The Architecture of Trust: Three Solutions
To bridge the liability gap, the industry needs three foundational standards to establish an accountability layer enabling a financial system where agents cannot outrun the legal structures that make markets possible in the first place.
When an AI agent moves money, there must be a cryptographically verifiable record of why it did so which will be established by Proof of Intent (POI). It generates a signed, privacy-preserving intent artifact that can later answer a critical question: Was this action a reasonable execution of the user’s instruction—or a hallucination? POI serves as a log linking the user’s original prompt or directive, the agent’s interpretation of that instruction, and the action ultimately taken.
The use of Autonomous circuit breakers would leverage smart contracts and policy engines to enforce constraints like maximum value per transaction, cumulative daily or weekly limits and context-based escalation (e.g., first-time vendors, cross-border transfers). Some thresholds could even require a biometric or human confirmation that cannot be faked by the agent itself.

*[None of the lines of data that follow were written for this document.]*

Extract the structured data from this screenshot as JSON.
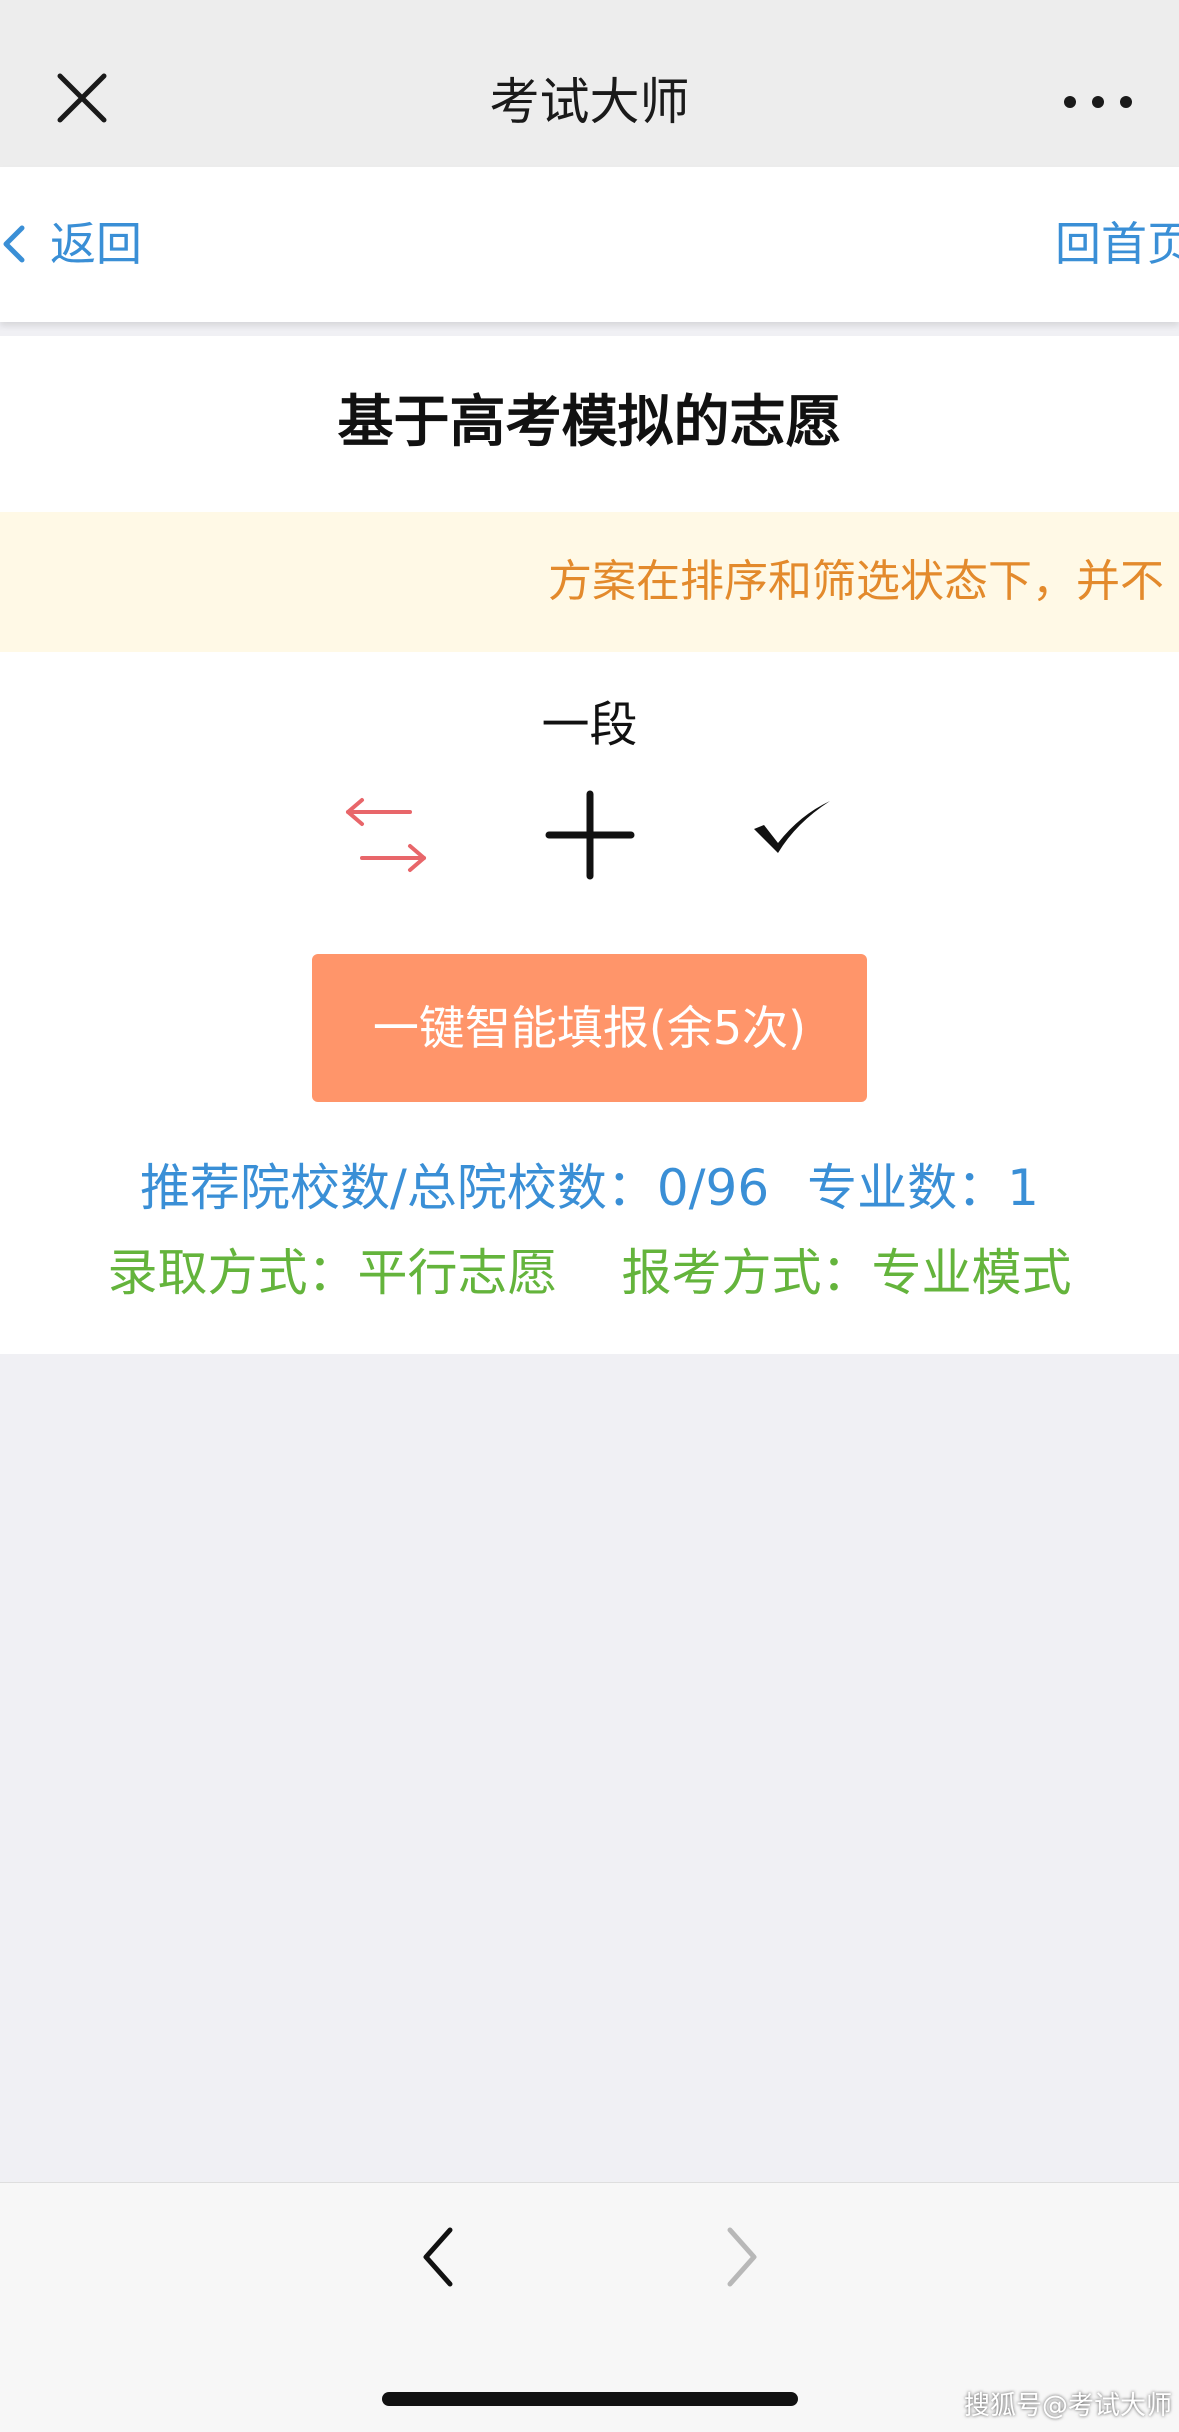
{
  "app": {
    "title": "考试大师",
    "close_icon": "close-icon",
    "more_icon": "more-dots-icon"
  },
  "nav": {
    "back_label": "返回",
    "home_label": "回首页"
  },
  "page": {
    "title": "基于高考模拟的志愿",
    "notice": "方案在排序和筛选状态下，并不",
    "segment": "一段"
  },
  "toolbar": {
    "icons": [
      "swap-icon",
      "add-icon",
      "check-icon"
    ],
    "swap_color": "#e8666a"
  },
  "smart_fill_button": "一键智能填报(余5次)",
  "stats": {
    "recommend_label": "推荐院校数/总院校数：",
    "recommend_value": "0/96",
    "major_label": "专业数：",
    "major_value": "1",
    "admission_label": "录取方式：",
    "admission_value": "平行志愿",
    "apply_label": "报考方式：",
    "apply_value": "专业模式"
  },
  "colors": {
    "accent_blue": "#3a8fd6",
    "accent_green": "#64b43c",
    "button_orange": "#ff956a",
    "notice_text": "#e38a2c",
    "notice_bg": "#fff9e6"
  },
  "watermark": "搜狐号@考试大师"
}
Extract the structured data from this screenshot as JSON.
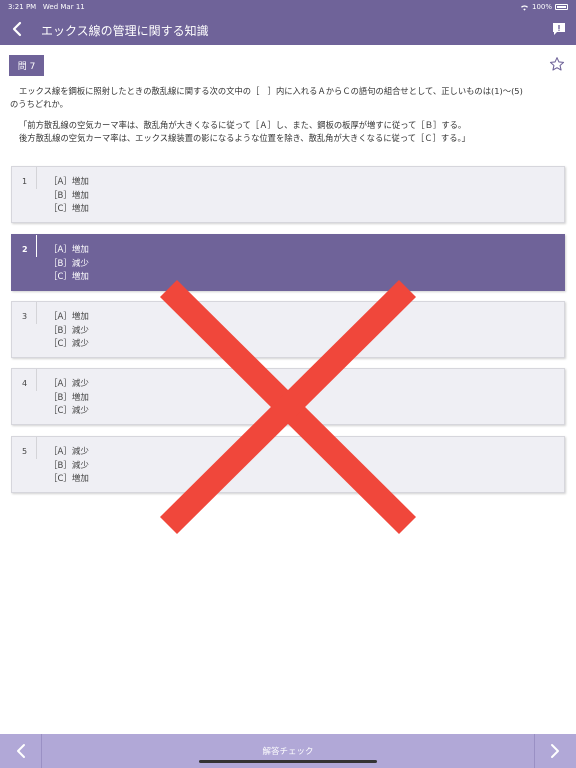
{
  "status_bar": {
    "time": "3:21 PM",
    "date": "Wed Mar 11",
    "battery": "100%"
  },
  "nav": {
    "title": "エックス線の管理に関する知識",
    "back_icon": "chevron-left-icon",
    "comment_icon": "comment-icon"
  },
  "question": {
    "badge": "問 7",
    "text_line1": "エックス線を鋼板に照射したときの散乱線に関する次の文中の［　］内に入れるＡからＣの語句の組合せとして、正しいものは(1)～(5)",
    "text_line2": "のうちどれか。",
    "quote_line1": "「前方散乱線の空気カーマ率は、散乱角が大きくなるに従って［Ａ］し、また、鋼板の板厚が増すに従って［Ｂ］する。",
    "quote_line2": "後方散乱線の空気カーマ率は、エックス線装置の影になるような位置を除き、散乱角が大きくなるに従って［Ｃ］する。」"
  },
  "choices": [
    {
      "num": "1",
      "a": "［A］増加",
      "b": "［B］増加",
      "c": "［C］増加",
      "selected": false
    },
    {
      "num": "2",
      "a": "［A］増加",
      "b": "［B］減少",
      "c": "［C］増加",
      "selected": true
    },
    {
      "num": "3",
      "a": "［A］増加",
      "b": "［B］減少",
      "c": "［C］減少",
      "selected": false
    },
    {
      "num": "4",
      "a": "［A］減少",
      "b": "［B］増加",
      "c": "［C］減少",
      "selected": false
    },
    {
      "num": "5",
      "a": "［A］減少",
      "b": "［B］減少",
      "c": "［C］増加",
      "selected": false
    }
  ],
  "result_mark": "incorrect",
  "bottom_bar": {
    "check_label": "解答チェック"
  },
  "colors": {
    "primary": "#6f6399",
    "bottom_bar": "#b1a8d7",
    "cross": "#f0473b",
    "choice_bg": "#efeff4"
  }
}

An Agent Identity will serve as a verifiable digital passport that encodes properties such as who created the agent, who authorized it, what permissions it has, and which institution is ultimately accountable for its actions. This will ensure that agents are traceable to a responsible legal entity without which there will be no authority for the agent to move funds.

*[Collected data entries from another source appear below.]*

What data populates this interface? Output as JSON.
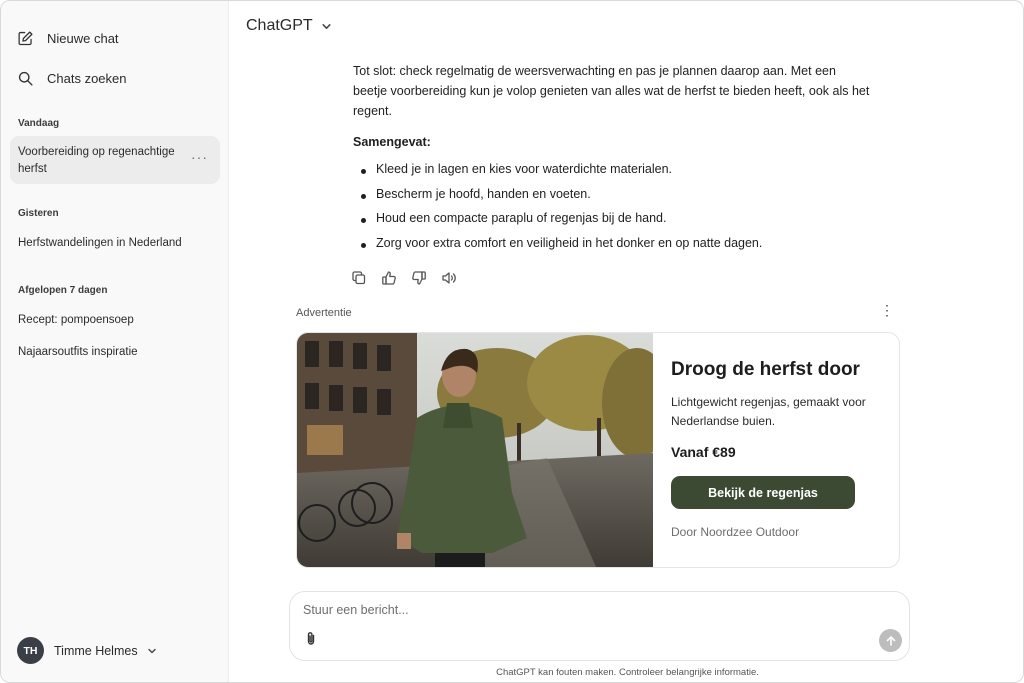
{
  "sidebar": {
    "new_chat": "Nieuwe chat",
    "search_chats": "Chats zoeken",
    "sections": [
      {
        "label": "Vandaag",
        "items": [
          "Voorbereiding op regenachtige herfst"
        ]
      },
      {
        "label": "Gisteren",
        "items": [
          "Herfstwandelingen in Nederland"
        ]
      },
      {
        "label": "Afgelopen 7 dagen",
        "items": [
          "Recept: pompoensoep",
          "Najaarsoutfits inspiratie"
        ]
      }
    ],
    "active_item_more": "···",
    "user": {
      "initials": "TH",
      "name": "Timme Helmes"
    }
  },
  "header": {
    "model": "ChatGPT"
  },
  "message": {
    "closing": "Tot slot: check regelmatig de weersverwachting en pas je plannen daarop aan. Met een beetje voorbereiding kun je volop genieten van alles wat de herfst te bieden heeft, ook als het regent.",
    "summary_heading": "Samengevat:",
    "bullets": [
      "Kleed je in lagen en kies voor waterdichte materialen.",
      "Bescherm je hoofd, handen en voeten.",
      "Houd een compacte paraplu of regenjas bij de hand.",
      "Zorg voor extra comfort en veiligheid in het donker en op natte dagen."
    ],
    "actions": [
      "copy-icon",
      "thumbs-up-icon",
      "thumbs-down-icon",
      "speaker-icon"
    ]
  },
  "ad": {
    "label": "Advertentie",
    "menu": "⋮",
    "title": "Droog de herfst door",
    "description": "Lichtgewicht regenjas, gemaakt voor Nederlandse buien.",
    "price": "Vanaf €89",
    "cta": "Bekijk de regenjas",
    "sponsor": "Door Noordzee Outdoor",
    "button_color": "#3c4a34"
  },
  "composer": {
    "placeholder": "Stuur een bericht..."
  },
  "footer": "ChatGPT kan fouten maken. Controleer belangrijke informatie."
}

Trust in the Agentic Economy
We are witnessing the birth of a financial system where conversational interfaces and programmable money converge–allowing people to talk to software that understands intent, reasons autonomously and move funds instantly across the globe. Trust is a critical element of this agentic economy. Without defined authority, identity and accountability, the agentic economy will continue to invite hesitation from institutions and regulators. The solution is better-governed agents that can answer the question–When something goes wrong, who owns the outcome?